BMW 5 Series Touring estate (2010-2017) - Practicality & boot space
The boot of the BMW 5 Series Touring is big enough to take everything you and your family can throw at it
There’s plenty of space for two people to get comfortable in the rear of a BMW 5 Series Touring, and space for two child seats to be fixed in place using the ISOFIX mounting points. However, anyone forced to sit in the centre rear seat is likely to start feeling uncomfortable before long, because the large central tunnel forces them to sit with their legs splayed – not ideal.
Still, at least they’ll be able to get out easily enough, even if their legs have gone numb, because the door openings are big and the doors themselves open out a long way.
BMW 5 Series Touring interior space & storage
Good news: BMW has seen fit to give the 5 Series Touring electric seat-height and backrest adjustment, so there’s no need to flop around like a child trying to escape a pushchair every time you need to adjust your driving position. You do still need to move the seat back and forward using manual power, though.
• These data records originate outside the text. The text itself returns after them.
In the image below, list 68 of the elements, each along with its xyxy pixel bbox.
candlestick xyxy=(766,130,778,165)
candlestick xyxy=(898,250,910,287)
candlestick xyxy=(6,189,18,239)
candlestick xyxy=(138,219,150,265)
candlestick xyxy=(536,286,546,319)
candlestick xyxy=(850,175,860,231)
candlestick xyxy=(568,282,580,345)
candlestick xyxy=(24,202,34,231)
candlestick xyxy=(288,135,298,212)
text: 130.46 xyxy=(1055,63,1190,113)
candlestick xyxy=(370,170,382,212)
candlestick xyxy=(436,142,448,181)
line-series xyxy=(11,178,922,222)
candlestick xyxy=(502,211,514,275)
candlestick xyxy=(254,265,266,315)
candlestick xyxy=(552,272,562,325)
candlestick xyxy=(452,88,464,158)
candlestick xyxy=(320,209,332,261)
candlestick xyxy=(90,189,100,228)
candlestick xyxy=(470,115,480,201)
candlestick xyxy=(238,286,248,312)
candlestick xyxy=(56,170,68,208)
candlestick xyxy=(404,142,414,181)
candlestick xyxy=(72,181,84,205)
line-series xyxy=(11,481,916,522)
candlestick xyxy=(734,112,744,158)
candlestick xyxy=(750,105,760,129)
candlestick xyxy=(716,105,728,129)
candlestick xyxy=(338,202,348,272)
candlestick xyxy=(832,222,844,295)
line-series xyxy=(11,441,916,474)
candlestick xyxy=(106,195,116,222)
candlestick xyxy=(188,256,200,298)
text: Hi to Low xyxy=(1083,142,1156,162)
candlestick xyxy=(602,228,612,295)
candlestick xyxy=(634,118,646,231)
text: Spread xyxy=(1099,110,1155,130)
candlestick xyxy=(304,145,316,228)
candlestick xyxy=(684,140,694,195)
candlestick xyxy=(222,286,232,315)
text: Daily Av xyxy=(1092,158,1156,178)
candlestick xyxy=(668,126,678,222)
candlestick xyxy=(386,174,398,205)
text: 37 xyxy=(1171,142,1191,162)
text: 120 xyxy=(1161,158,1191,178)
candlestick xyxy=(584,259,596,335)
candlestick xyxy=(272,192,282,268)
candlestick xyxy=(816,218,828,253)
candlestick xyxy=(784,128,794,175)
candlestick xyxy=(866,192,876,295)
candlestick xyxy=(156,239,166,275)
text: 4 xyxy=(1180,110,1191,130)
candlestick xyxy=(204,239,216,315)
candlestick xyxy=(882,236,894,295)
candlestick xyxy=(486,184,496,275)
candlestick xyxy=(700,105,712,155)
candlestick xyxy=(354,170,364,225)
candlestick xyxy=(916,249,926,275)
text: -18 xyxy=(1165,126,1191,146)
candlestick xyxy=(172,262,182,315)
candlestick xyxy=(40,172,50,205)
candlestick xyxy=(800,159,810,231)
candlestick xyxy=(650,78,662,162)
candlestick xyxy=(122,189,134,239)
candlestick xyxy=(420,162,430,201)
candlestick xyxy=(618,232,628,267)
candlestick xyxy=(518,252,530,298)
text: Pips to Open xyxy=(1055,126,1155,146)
There’s loads of space for the two front-seat occupants to get comfortable in, and it’s easy to get comfortable, too. The cabin also features plenty of cubbies, so it can cope with the detritus of daily life.
If there’s one area where an estate car has to excel, it’s the boot, and the BMW 5 Series Touring certainly does that. It’s huge and practical. The boot in the Touring gives you 560 litres of luggage space with the rear seats up and 1,670 litres when they’re down. Those rear seats also split 60:40, so someone can sit in the rear even if there’s a relatively long load being carried.
The amount of space is roughly equivalent to that offered in an Audi A6 Avant, although the gargantuan Mercedes-Benz E-Class Estate easily trumps them both. The 5 Series Touring has the widest boot floor in the executive estate class, as well as load-dividing nets, a shallow underfloor storage area and a split-opening tailgate. It also has numerous lashing points to allow you to tie down awkward loads, and there’s self-levelling suspension as standard, so your headlights won’t be pointing at the sky every time you fill the boot.
The 5 Series Touring is big, sturdy and has some strong engines, so towing is not a problem at all. Even the largest of caravans and trailer should present no issue, although we’d recommend you choose a diesel if you tow, as the mid-range shove of these engines is better suited to the demands of towing.